Unos débiles rayos de luz se filtran por las
rendijas del portón de madera. Las campanas de la iglesia resuenan. Es día de mercado. Intentas incorporarte, pero
amaneces con los músculos agarrotados por el frío y la humedad de la noche. Por
fin logras levantarte. Los animales están inquietos. Te duele la cabeza y el
estómago. Las encías te arden. Y tienes serias dificultades para enfocar. Debes
salir del establo ya. Te desprendes de los restos de paja de tu ropa y de tu
cabeza. Fuera sopla el matacabras, ese viento huracanado y frío que es la pesadilla
de los habitantes de la aldea. El granizo menudo se clava en tu cara como si
fueran alfileres. Te ajustas tus ropas de adulto sobre tu cuerpo de niño. Asciendes
por la calle principal. Sorteas un carro tirado por un buey repleto de hogazas
de pan negro. Otro carro más. Esta vez cargado de gallinas enjauladas. Tus pies
polvorientos trotan sobre unos caminos que parecen un cenagal. Si te das mucha
prisa, algún mercader te permitirá descargar
sus bienes. Y al final de la tarea, si hay suerte, te recompensará con unas
piezas de fruta, unos huevos o unos frutos secos. Pero últimamente la
competencia es feroz. Sois un regimiento de desharrapados y huérfanos buscando el
sustento. Las últimas fiebres se han cobrado demasiadas vidas, como la de tus
padres y la de tus hermanos. Alcanzas la plaza empedrada que acoge el mercado. Pasas
por el puesto de las especias, perfumes y tintes. Luego por el de los tejidos. Buscas
un puesto donde se venda algo comestible, porque siempre te pagan en especie. Don
Emilio, el de los quesos, siempre ha sido generoso contigo. Piensas en un trozo
de pan con queso y se te hace la boca agua. Ahora piensas en un trago de vino o
de cerveza. Percibes el olor a humo de esos fuegos incipientes donde se asarán
las carnes y los embutidos. El estómago
te da un zarpazo. Echas la mano al bolsillo y te sacas un trozo de paja que te
metes en la boca para engañar el hambre.
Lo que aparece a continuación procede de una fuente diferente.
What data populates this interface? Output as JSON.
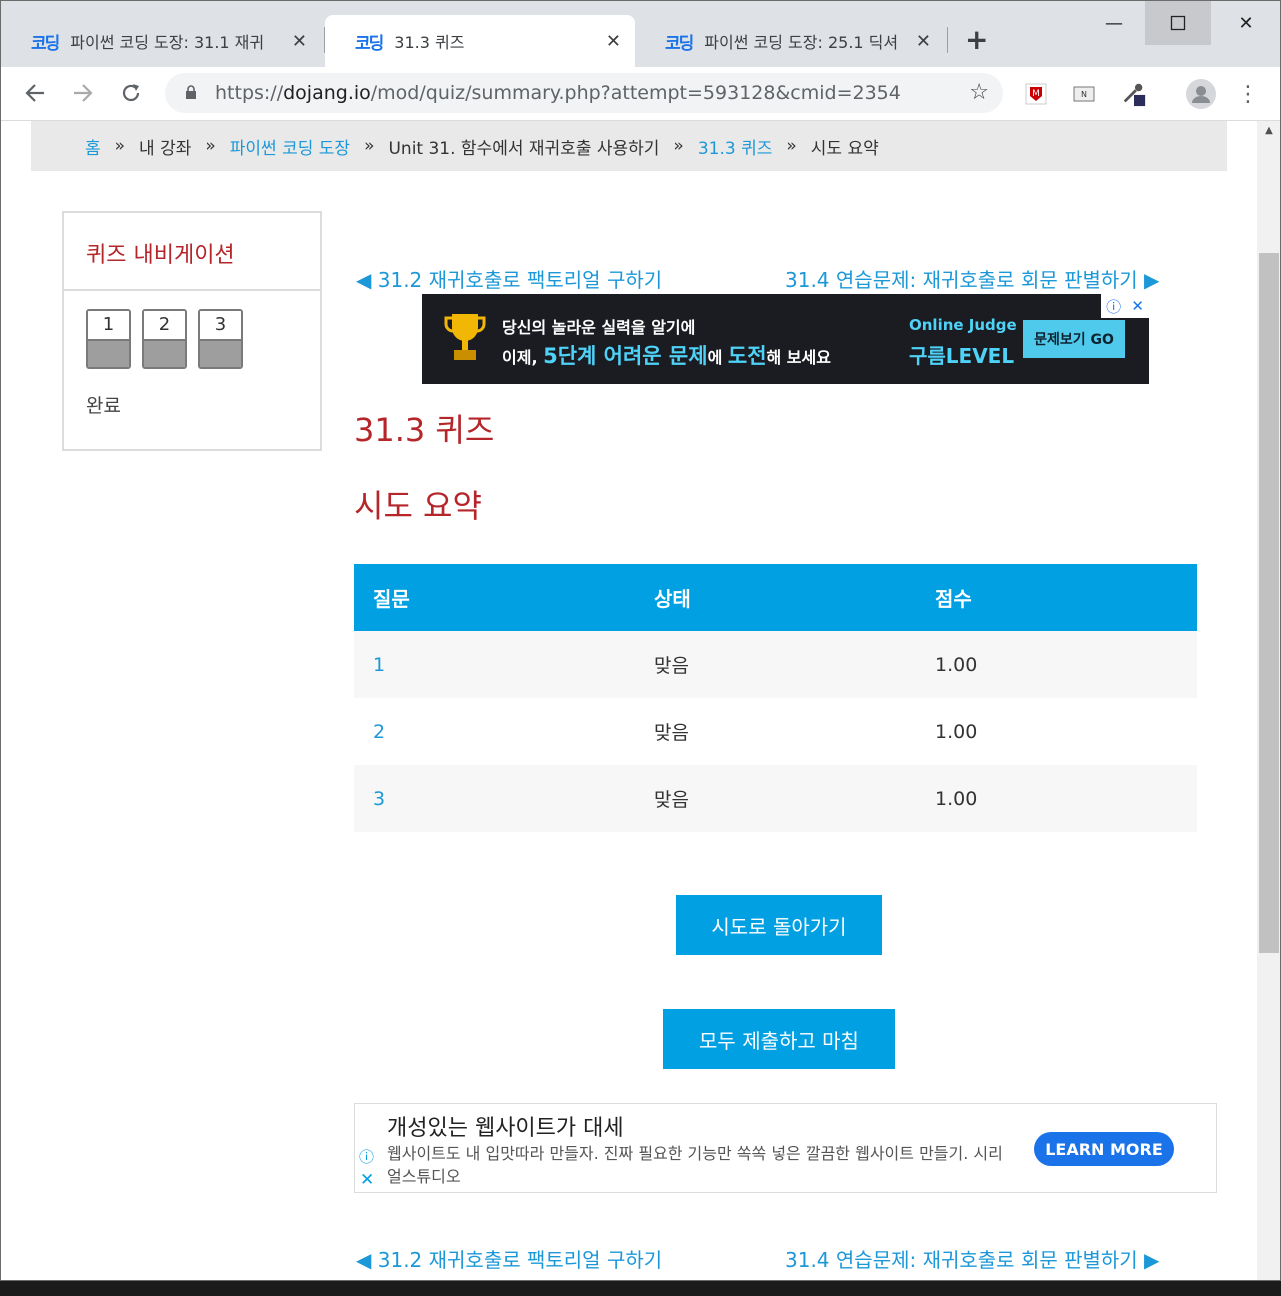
{
  "browser": {
    "tabs": [
      {
        "favicon": "코딩",
        "title": "파이썬 코딩 도장: 31.1 재귀",
        "active": false
      },
      {
        "favicon": "코딩",
        "title": "31.3 퀴즈",
        "active": true
      },
      {
        "favicon": "코딩",
        "title": "파이썬 코딩 도장: 25.1 딕셔",
        "active": false
      }
    ],
    "url_prefix": "https://",
    "url_host": "dojang.io",
    "url_path": "/mod/quiz/summary.php?attempt=593128&cmid=2354"
  },
  "breadcrumb": [
    "홈",
    "내 강좌",
    "파이썬 코딩 도장",
    "Unit 31. 함수에서 재귀호출 사용하기",
    "31.3 퀴즈",
    "시도 요약"
  ],
  "breadcrumb_sep": "»",
  "quiz_nav": {
    "title": "퀴즈 내비게이션",
    "questions": [
      "1",
      "2",
      "3"
    ],
    "finish_label": "완료"
  },
  "page_nav": {
    "prev": "◀ 31.2 재귀호출로 팩토리얼 구하기",
    "next": "31.4 연습문제: 재귀호출로 회문 판별하기 ▶"
  },
  "ad_banner": {
    "line1": "당신의 놀라운 실력을 알기에",
    "line2_a": "이제, ",
    "line2_hl1": "5단계 어려운 문제",
    "line2_b": "에 ",
    "line2_hl2": "도전",
    "line2_c": "해 보세요",
    "brand1": "Online Judge",
    "brand2": "구름LEVEL",
    "cta": "문제보기 GO"
  },
  "heading": "31.3 퀴즈",
  "subheading": "시도 요약",
  "table": {
    "headers": [
      "질문",
      "상태",
      "점수"
    ],
    "rows": [
      {
        "q": "1",
        "status": "맞음",
        "score": "1.00"
      },
      {
        "q": "2",
        "status": "맞음",
        "score": "1.00"
      },
      {
        "q": "3",
        "status": "맞음",
        "score": "1.00"
      }
    ]
  },
  "buttons": {
    "return": "시도로 돌아가기",
    "submit": "모두 제출하고 마침"
  },
  "ad_text": {
    "title": "개성있는 웹사이트가 대세",
    "desc": "웹사이트도 내 입맛따라 만들자. 진짜 필요한 기능만 쏙쏙 넣은 깔끔한 웹사이트 만들기. 시리얼스튜디오",
    "cta": "LEARN MORE"
  },
  "colors": {
    "accent": "#00a0e3",
    "link": "#1c98d8",
    "heading": "#b5262a"
  }
}
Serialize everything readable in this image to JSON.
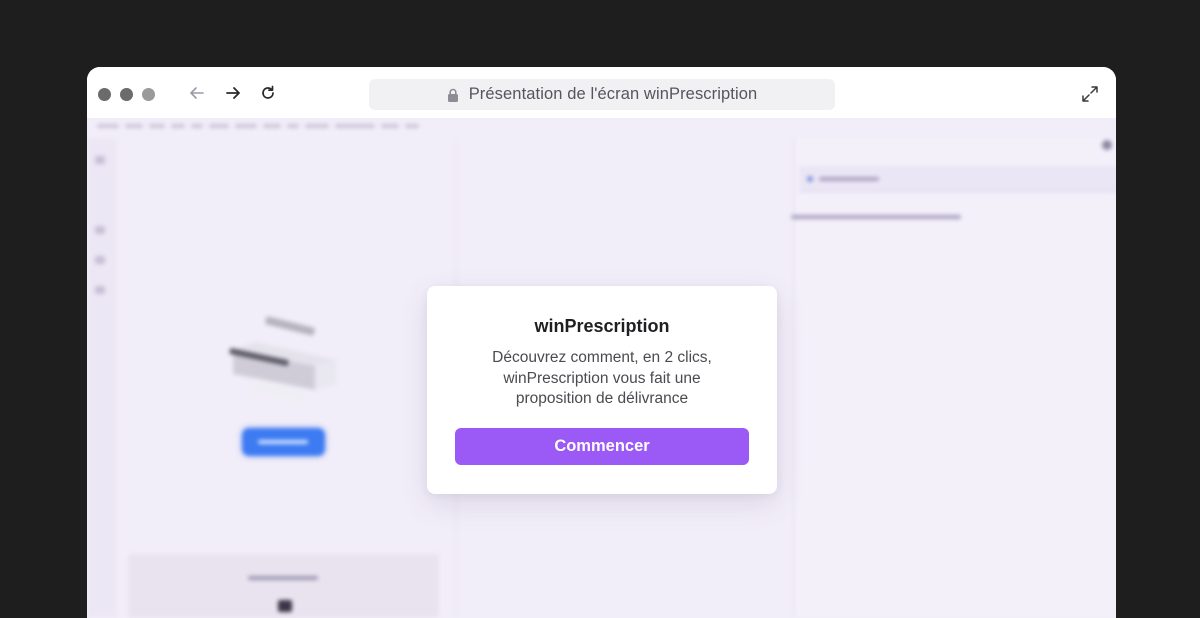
{
  "browser": {
    "url_title": "Présentation de l'écran winPrescription",
    "icons": {
      "back": "arrow-left-icon",
      "forward": "arrow-right-icon",
      "reload": "reload-icon",
      "lock": "lock-icon",
      "expand": "expand-icon"
    }
  },
  "dialog": {
    "title": "winPrescription",
    "body": "Découvrez comment, en 2 clics, winPrescription vous fait une proposition de délivrance",
    "button_label": "Commencer"
  },
  "colors": {
    "background": "#1e1e1e",
    "app_background": "#f2eef9",
    "accent": "#9b59f5",
    "blurred_button": "#3d7bf2"
  }
}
Ves a Don Emilio. Coloca la mercancía
sobre un tablón de madera. Has tenido suerte. Nadie le ayuda. Ese podrías ser
tú. Ojala te diera tu recompensa ya. El estómago protesta. No recuerdas lo
último sólido que te llevaste a la boca. Quizá fuera un mendrugo de pan
humedecido en agua de lluvia o unas vainas de guisantes. Las campanas de la
iglesia voltean de nuevo, pero esta vez con más fuerza. El vigía debe haber avistado
algo. Todos interrumpen su actividad, un clamor sobrevuela el mercado. Don
Emilio desaparece de tu vista y tú te llevas un trozo de queso de cabra a la
boca. Mientras unos especulan con un fuego; y otros, con un ataque; tú solo te
concentras en saborear ese trozo de queso.
Una
vez descargado todo el carro, Don Emilio te regala una rebanada de pan bañada
en aceite y las cortezas de un queso curado. A esas alturas del día ya sabes
por qué el vigía hizo sonar las campanas. Se acerca la cruzada de los niños a
la baronía. Dicen que se dirigen hacia Jerusalén para luchar contra los
infieles. Cuentan que en su peregrinaje atraviesan aldeas, reinos, mares y desiertos. ¿Pero hay algo más allá de
la Baronía? Te preguntas. Pronto lo descubrirás, porque partirás con ellos.
He cambiado al campesino agradecido por un niño.